Elizabeth Bishop est une poétesse américaine (1911-1979), elle fut élevée par ses grands-parents. Elle a beaucoup voyagé en Europe, en Afrique, en Amérique Centrale… elle a traduit entre autre Rimbaud, Baudelaire, et s’est intéressée aux surréalistes).

Vous trouverez sur Internet de nombreux sites la concernant.

J’ai trouvé ce recueil « Un printemps froid » à la médiathèque, le titre m’a parlé… le printemps est difficile pour moi cette année, mais je garde le moral pas de soucis de ce côté, ouf !!! juste le corps qui me lâche un peu. Ça va passer ! Je suis moins présente car, l’écran me fatigue, comme lire ou écouter de la musique. Alors, je grignote à droite à gauche des extraits de textes.


Et puis, j’ai eu la chance dimanche, de déjeuner avec Louise Gervais, (le temps d’une accalmie de la douleur). J’ai rencontré une personne formidable, sereine, nous avons ensuite pris le thé toutes les deux. Bon, c’était juste le temps d’un bref échange, elle était en formation avec un groupe, mais peu de mots ont suffi pour que cet instant reste gravé en moi. En quelques mots, elle m’a redonné confiance en l’amitié. Je n’y croyais plus. Hé oui, l’année dernière on avait été injuste et cruel avec moi, les gens déversent leur mal être sur les autres comme ils le peuvent. Il y a longtemps que j’avais pardonné, mais il n’était plus question que je fasse confiance à qui que ce soit. Et pourtant, des gens extraordinaires m’ont tendu la main cette année, la preuve, j’ai été invitée à ce déjeuner... J’avais tort, tout le monde ne se ressemble pas, et, c’était juste la fin de quelque chose, je l’ai compris, je suis guérie. Et, voilà pourquoi je vous parle de Louise Gervais. Je la connais parce que j’aime l’EFT, et le TAT, ce sont mes yogas à moi ;o)

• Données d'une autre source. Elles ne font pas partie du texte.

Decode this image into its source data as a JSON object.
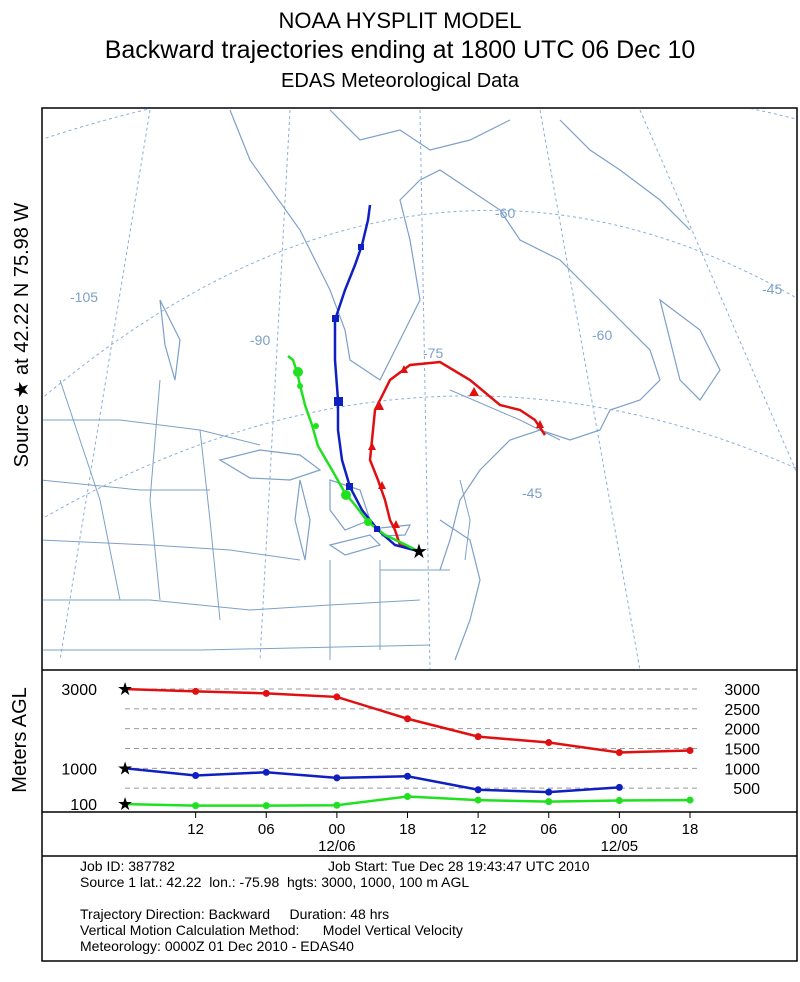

Et pour revenir à la poésie, j’aime particulièrement ces deux poèmes. Le cœur, que ce soit en amour ou en amitié, même s’il est tumulte n’est-il pas ce qui nous projette toujours un peu plus loin.

Claude

 

1 / Conversation

Le tumulte du cœur
ne cesse de poser des questions.
Puis il s'arrête et entreprend de répondre
sur le même ton.
Nul ne pourrait déceler la différence.

Non anodines, ces conversations s'amorcent,
puis elles engagent les sens,
sans tout à fait le vouloir.
Et alors il n'y a pas de choix,
et alors il n'y a pas de sens ;

avant qu'un nom
et toute sa connotation soient les mêmes.

 

I/Conversation

The tumult in the heart
keeps asking questions.
And then it stops and undertakes to answer
in the same tone of voice.
No one could tell the difference.

Uninnocent, these conversations start,
and then engage the senses,
only half-meaning to.
And then there is no choice,
and then there is no sense;

until a narre
and ail its connotation are the same.

 

 

Insomnie

La lune dans la glace de la commode
regarde à un million de milles
(et peut-être avec orgueil, se regarde
mais sans jamais, jamais sourire) très loin au-delà du sommeil, ou
 peut-être est-ce le jour qu'elle dort.

Par l'Univers désertée,
elle lui dirait d'aller au diable,
et trouverait une étendue d'eau
ou un miroir, où se tenir.
Alors, plie le souci dans une toile d'araignée
et lâche-le au fond du puits

dans ce monde inversé
où la gauche est toujours la droite,
où les ombres en réalité sont le corps,
où nous restons éveillés toute la nuit,
où les cieux sont aussi minces que la mer
à présent est profonde, et où tu m'aimes.

 

Insomnia

The moon in the bureau mirror
looks out a million miles
(and perhaps with pride, at herself,
but she never, never smiles)
far and away beyond sleep, or
perhaps she's a daytime sleeper.

By the Universe deserted,
she'd tell it to go to hell,
and she'd find a body of water,
or a mirror, on which to dwell.
So wrap up care in a cobweb
and drop it down the well

into that world inverted
where left is always right,
where the shadows are really the body,
where we stay awake all night,
where the heavens are shallow as the sea
is now deep, and you love me.

 

Un printemps froid d’Élizabeth Bishop, traduit de l’américain par Claire Malroux. Éd. Circé.